Mansueto Almeida (IPEA), no site do IHU-Unisinos:
O Brasil tem um problema complicado pelo seguinte motivo. O padrão de comércio mundial que tem prevalecido desde 2003 é altamente positivo para os setores nos quais o Brasil já é competitivo, que são aqueles ligados à indústria extrativa, petróleo e gás, e toda cadeia agropecuária. O saldo comercial elevado em alguns desses setores e o seu crescimento melhoram os indicadores da economia brasileira, independentemente do que vem ocorrendo com os demais setores da indústria. Um real mais desvalorizado não resolve esse problema, já que a rentabilidade hoje na produção e exportação de commodities é muito maior do que fabricar calçados ou carros no Brasil, qualquer que seja a taxa de câmbio.

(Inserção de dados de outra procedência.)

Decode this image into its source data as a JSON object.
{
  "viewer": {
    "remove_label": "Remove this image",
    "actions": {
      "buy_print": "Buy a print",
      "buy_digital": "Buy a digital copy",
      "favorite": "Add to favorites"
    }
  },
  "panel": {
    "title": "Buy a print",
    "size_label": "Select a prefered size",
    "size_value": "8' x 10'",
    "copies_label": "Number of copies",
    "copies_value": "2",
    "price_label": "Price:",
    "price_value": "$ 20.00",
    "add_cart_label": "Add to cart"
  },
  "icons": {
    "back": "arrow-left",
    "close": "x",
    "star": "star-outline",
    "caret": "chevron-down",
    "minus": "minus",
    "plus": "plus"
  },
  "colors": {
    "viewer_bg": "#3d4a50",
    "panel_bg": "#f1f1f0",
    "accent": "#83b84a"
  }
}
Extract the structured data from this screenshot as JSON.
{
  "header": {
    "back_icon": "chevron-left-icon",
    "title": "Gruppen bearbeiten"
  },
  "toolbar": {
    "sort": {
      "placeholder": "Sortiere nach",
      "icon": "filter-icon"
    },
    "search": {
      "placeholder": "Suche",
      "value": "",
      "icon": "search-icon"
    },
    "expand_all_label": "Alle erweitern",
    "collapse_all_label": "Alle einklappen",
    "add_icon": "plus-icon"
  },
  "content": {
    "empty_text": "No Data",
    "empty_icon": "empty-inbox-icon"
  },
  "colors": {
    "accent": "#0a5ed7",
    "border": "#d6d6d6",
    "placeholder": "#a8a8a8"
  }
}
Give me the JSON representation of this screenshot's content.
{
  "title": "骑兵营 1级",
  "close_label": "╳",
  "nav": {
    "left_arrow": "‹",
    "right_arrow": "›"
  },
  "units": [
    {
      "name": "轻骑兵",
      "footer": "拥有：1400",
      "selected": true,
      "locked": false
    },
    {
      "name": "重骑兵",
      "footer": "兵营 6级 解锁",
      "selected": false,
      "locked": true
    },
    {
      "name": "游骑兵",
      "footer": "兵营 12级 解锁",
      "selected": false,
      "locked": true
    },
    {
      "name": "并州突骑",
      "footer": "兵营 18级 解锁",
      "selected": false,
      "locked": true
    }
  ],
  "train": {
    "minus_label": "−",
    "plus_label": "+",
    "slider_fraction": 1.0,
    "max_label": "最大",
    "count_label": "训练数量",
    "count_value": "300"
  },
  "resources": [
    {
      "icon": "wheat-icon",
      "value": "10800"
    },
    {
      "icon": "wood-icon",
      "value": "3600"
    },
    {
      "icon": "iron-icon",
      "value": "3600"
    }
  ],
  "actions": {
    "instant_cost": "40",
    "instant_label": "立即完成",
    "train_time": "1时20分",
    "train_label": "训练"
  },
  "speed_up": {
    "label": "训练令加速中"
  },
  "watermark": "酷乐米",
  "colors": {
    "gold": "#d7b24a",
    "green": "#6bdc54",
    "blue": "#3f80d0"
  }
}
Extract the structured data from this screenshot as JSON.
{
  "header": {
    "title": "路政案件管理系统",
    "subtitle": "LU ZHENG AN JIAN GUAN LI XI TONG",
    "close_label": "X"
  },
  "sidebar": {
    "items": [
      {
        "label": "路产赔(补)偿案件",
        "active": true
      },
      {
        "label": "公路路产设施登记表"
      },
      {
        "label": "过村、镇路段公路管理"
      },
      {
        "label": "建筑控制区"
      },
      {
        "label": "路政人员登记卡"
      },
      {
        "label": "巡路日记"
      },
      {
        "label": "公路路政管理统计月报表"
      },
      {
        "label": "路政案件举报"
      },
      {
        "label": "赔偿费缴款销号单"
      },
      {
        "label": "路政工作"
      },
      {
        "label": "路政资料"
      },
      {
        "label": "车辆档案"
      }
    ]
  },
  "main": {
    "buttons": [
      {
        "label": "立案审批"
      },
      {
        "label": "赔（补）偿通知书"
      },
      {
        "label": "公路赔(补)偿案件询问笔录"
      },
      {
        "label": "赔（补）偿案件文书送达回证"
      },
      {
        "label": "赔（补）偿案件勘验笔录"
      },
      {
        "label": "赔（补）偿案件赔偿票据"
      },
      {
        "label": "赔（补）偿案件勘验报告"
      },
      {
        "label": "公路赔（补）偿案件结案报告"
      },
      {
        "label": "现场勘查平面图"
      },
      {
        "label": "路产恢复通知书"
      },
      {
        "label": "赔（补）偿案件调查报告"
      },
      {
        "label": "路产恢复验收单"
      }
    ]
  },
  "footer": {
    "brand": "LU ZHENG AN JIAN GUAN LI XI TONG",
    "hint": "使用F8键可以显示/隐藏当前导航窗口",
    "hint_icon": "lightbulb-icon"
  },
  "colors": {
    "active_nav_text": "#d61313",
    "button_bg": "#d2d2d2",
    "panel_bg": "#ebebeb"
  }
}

O que o Brasil poderia fazer era incentivar com outros mecanismos (redução seletiva de impostos ou concessão de crédito subsidiado) os setores específicos que são mais afetados pela guerra cambial. Mas para fazer isso precisamos de recursos fiscais que hoje não estão sobrando. Não há nenhum mágica a ser feita. Incentivos maiores para alguns setores terão que ser pagos por outros setores ou pela sociedade. A Austrália fez justamente isso com a proposta de aumentar a tributação para algumas commodities específicas como minério de ferro, carvão, petróleo e gás e, assim, tentar corrigir essa diferença de rentabilidade entre setores. Apenas as exportações de minério de ferro e carvão respondem por 30% da pauta de exportação da Austrália e o governo fez opção de diminuir a rentabilidade desses setores para estimular com um câmbio mais desvalorizados os demais.
Brasil vem passando por um período de crescimento e de condições externas positivas, mesmo com a crise do final de 2008. A perspectiva de crescer nos próximos anos entre 4% e 4,5% ou até um pouco mais, se conseguirmos aumentar a taxa de investimento acima de 20% do PIB, é um cenário muito bom. O problema é que estamos em um momento que talvez mais do mesmo não seja suficiente para continuar o crescimento de renda com redução da desigualdade que observamos desde 2001. Nosso modelo de crescimento é baseado em gastos sociais crescentes, salário mínimo com reajustes reais que levam também a uma carga tributária crescente. Desde 2000, por exemplo, o salário mínimo no Brasil teve um aumento de 87% em termos reais. Em dólar esse aumento foi ainda maior. Mas não se consegue desenvolvimento apenas com aumento do mínimo e o outro lado dessa moeda, que é uma carga tributária crescente, vai sufocando a competitividade da indústria brasileira.
O Brasil tem uma agenda de infraestrutura que afeta o chamado custo Brasil que anda de forma muito lenta e precisamos urgentemente aumentar o investimento público. Por outro lado, como todos os outros gastos continuam crescendo, o aumento do investimento público vai exigir mais recursos fiscais que significa maior carga tributária. Por isso que hoje se discute o retorno da CPMF, pois não há recursos suficientes para se aumentar investimentos em educação, saúde e infraestrutura, e ainda continuar com a expansão dos gastos sociais e os reajustes reais do mínimo.
O grande desafio para a presidente é justamente desatar esse nó fiscal, além de tentar promover o crescimento do investimento público sem ter que recorrer a aumentos sucessivos de carga tributária e, ao mesmo tempo, promover o aumento dos gastos sociais e reajustes do salário mínimo que sejam menores que o crescimento do PIB nominal.
Por outro lado, o Brasil precisa fazer muita coisa errada para não dar certo. Além de termos uma economia diversificada com instituições muito mais estáveis do que os demais países do BRIC, o Brasil aumentou sua riqueza natural com a descoberta das reservas do Pré-sal, o que significa mais recursos que podem ser investidos em educação, inovação e saúde. Mas precisamos entender que não podemos fazer tudo e precisamos definir prioridades. A discussão do projeto do Trem Bala é, na minha visão, um evidente equívoco em um País que precisa urgentemente recuperar a malha rodoviária, investir em portos e aeroportos. É isso que me preocupa. A ilusão é que não precisamos fazer escolhas. A nova presidente tem escolhas difíceis pela frente.